Here are the sentences it fixes:

1.txt

p-goulart commented 2 weeks ago

EUAI-32.

@marcoagpinto I will have a look. If it's a simple fix on the premium LT repo, I will implement it. Otherwise, the rule will need to be reverted.

marcoagpinto commented 2 weeks ago

@p-goulart

I reverted it already. 😛

But it would be great if we could have it since it is a great rule.

❤️ ❤️ ❤️

p-goulart commented 2 weeks ago

Can you point me to the CircleCI build where the premium build fails because of it?

marcoagpinto commented 2 weeks ago

@p-goulart

Is it this?: https://github.com/languagetool-org/languagetool/pull/10991

The URL you posted above, what shall I do? It asked to login or to create an account.

marcoagpinto commented 2 weeks ago

Or this: https://github.com/languagetool-org/languagetool/pull/10992 (the revert of the rule)

p-goulart commented 2 weeks ago

The URL you posted above, what shall I do?

Ticket for internal tracking, don't worry about it.

p-goulart commented 2 weeks ago

This is the failing pipeline, btw.

marcoagpinto commented 2 weeks ago

This is the failing pipeline, btw.

I have no access to it.

p-goulart commented 2 weeks ago
[/SENT_START*] Semana[semana/NCFS000*]  [ /null*] que[que/CS,que/PE0CN000,que/PR0CN000,que/PT0CN000]  [ /null*] vem[vir/VMIP3S0,vir/VMM02S0]  [ /null*] estarei[estar/VMIF1S0]  [ /null*] muito[muito/DI0MS0,muito/NCMS000,muito/PI0MS000,muito/RG]  [ /null*] ocupado[ocupado/AQ0MS0,ocupado/NCMS000] .[./SENT_END*,./_PUNCT_PERIOD*,./_PUNCT*]

The original rule required 'ocupado' to be a participle. IMO I don't think that's a bad thing.

I can add an alternative allowing it to be an adjective, but I do not think we should be removing the verb tag from obvious participles. Past participles are often used adjectivally, but that does not mean they are not also participles.

I recommend you amend the rule to be less aggressive.

Also note that your rule, for some reason, only removes the verb tag from the singular masculine participles, and it continues to work as expected for feminine (plural/singular) and masculine plural participles. Please pay closer attention to this kind of thing.

marcoagpinto commented 2 weeks ago
[/SENT_START*] Semana[semana/NCFS000*]  [ /null*] que[que/CS,que/PE0CN000,que/PR0CN000,que/PT0CN000]  [ /null*] vem[vir/VMIP3S0,vir/VMM02S0]  [ /null*] estarei[estar/VMIF1S0]  [ /null*] muito[muito/DI0MS0,muito/NCMS000,muito/PI0MS000,muito/RG]  [ /null*] ocupado[ocupado/AQ0MS0,ocupado/NCMS000] .[./SENT_END*,./_PUNCT_PERIOD*,./_PUNCT*]

The original rule required 'ocupado' to be a participle.
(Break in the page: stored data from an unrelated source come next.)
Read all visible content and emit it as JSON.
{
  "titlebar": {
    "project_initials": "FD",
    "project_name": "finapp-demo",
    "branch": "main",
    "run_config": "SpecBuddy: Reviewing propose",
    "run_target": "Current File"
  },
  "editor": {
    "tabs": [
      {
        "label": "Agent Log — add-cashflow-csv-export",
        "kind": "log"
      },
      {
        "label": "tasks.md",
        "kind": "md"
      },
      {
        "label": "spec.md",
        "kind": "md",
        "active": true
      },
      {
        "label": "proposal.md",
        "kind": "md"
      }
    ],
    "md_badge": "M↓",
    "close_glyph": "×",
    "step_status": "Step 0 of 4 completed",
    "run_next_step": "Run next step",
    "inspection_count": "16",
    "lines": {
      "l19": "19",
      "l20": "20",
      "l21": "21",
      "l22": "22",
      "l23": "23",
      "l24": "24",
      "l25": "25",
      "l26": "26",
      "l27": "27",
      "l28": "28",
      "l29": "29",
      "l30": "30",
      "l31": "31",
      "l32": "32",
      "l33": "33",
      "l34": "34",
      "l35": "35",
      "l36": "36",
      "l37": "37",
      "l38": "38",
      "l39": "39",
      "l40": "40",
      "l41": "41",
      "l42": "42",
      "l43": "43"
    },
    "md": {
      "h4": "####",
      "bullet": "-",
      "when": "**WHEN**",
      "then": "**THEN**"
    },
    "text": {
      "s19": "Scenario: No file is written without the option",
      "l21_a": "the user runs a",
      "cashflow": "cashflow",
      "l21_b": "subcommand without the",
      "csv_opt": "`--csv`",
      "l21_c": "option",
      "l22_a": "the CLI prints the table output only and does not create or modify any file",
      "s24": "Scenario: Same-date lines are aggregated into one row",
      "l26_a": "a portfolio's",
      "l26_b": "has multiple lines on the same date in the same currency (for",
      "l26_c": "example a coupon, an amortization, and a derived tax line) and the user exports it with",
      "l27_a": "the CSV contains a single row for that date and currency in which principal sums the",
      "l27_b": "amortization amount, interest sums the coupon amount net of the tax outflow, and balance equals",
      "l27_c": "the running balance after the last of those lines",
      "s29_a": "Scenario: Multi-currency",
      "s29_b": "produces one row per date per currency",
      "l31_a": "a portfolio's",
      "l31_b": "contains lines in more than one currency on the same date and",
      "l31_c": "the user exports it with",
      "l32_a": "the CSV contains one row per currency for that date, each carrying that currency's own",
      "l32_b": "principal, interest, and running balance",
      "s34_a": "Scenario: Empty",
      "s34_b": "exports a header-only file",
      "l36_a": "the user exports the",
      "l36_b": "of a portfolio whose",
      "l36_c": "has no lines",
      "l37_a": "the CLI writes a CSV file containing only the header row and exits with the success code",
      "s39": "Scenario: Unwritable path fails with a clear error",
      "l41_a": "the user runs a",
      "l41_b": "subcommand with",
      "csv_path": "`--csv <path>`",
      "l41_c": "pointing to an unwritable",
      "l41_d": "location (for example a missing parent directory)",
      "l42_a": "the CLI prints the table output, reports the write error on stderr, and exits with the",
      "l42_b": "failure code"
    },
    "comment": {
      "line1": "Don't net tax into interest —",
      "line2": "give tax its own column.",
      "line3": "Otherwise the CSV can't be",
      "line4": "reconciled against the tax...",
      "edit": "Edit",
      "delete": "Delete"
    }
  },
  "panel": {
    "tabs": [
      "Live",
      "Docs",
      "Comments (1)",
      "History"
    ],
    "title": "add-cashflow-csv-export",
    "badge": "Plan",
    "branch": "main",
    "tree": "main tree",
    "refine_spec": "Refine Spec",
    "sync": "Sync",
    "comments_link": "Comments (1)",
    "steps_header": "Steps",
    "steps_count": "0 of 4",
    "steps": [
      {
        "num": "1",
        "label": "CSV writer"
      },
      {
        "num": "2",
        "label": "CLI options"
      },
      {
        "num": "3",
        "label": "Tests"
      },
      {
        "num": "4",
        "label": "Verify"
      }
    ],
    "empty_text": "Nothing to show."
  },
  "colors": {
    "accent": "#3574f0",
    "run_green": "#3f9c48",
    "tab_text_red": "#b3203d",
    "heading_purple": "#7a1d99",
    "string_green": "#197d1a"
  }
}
IMO I don't think that's a bad thing.

I can add an alternative allowing it to be an adjective, but I do not think we should be removing the verb tag from obvious participles. Past participles are often used adjectivally, but that does not mean they are not also participles.

I recommend you amend the rule to be less aggressive.
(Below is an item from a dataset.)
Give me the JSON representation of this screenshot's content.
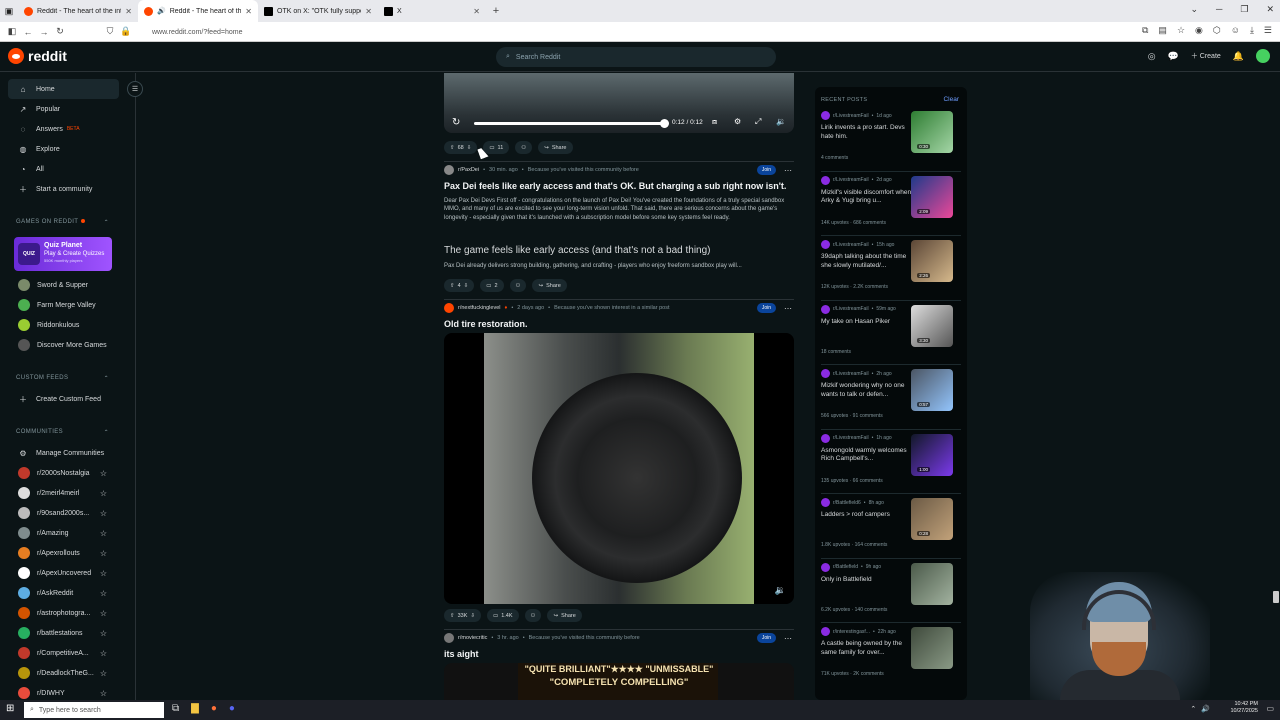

Ahhhh... let me do it. It is very easy to do.

p-goulart commented 2 weeks ago

Okay, thanks! Do that and let me know. If you don't have access to the CircleCI pipelines for premium, I suppose I'll keep an eye on it.

(Do note, though, that it's not that trivial. I notice some of the sentences you have there include 'doutorado', which might be affected by removal of the participles.)

marcoagpinto commented 2 weeks ago

@p-goulart

https://github.com/languagetool-org/languagetool/pull/10996

It is fixed.

The rule removes around 3000 false positives.

It doesn't matter if it doesn't fix everything, we will gradually enhance and add more rules for that.

The important thing is that it didn't break anything and helps us create more accurate rules.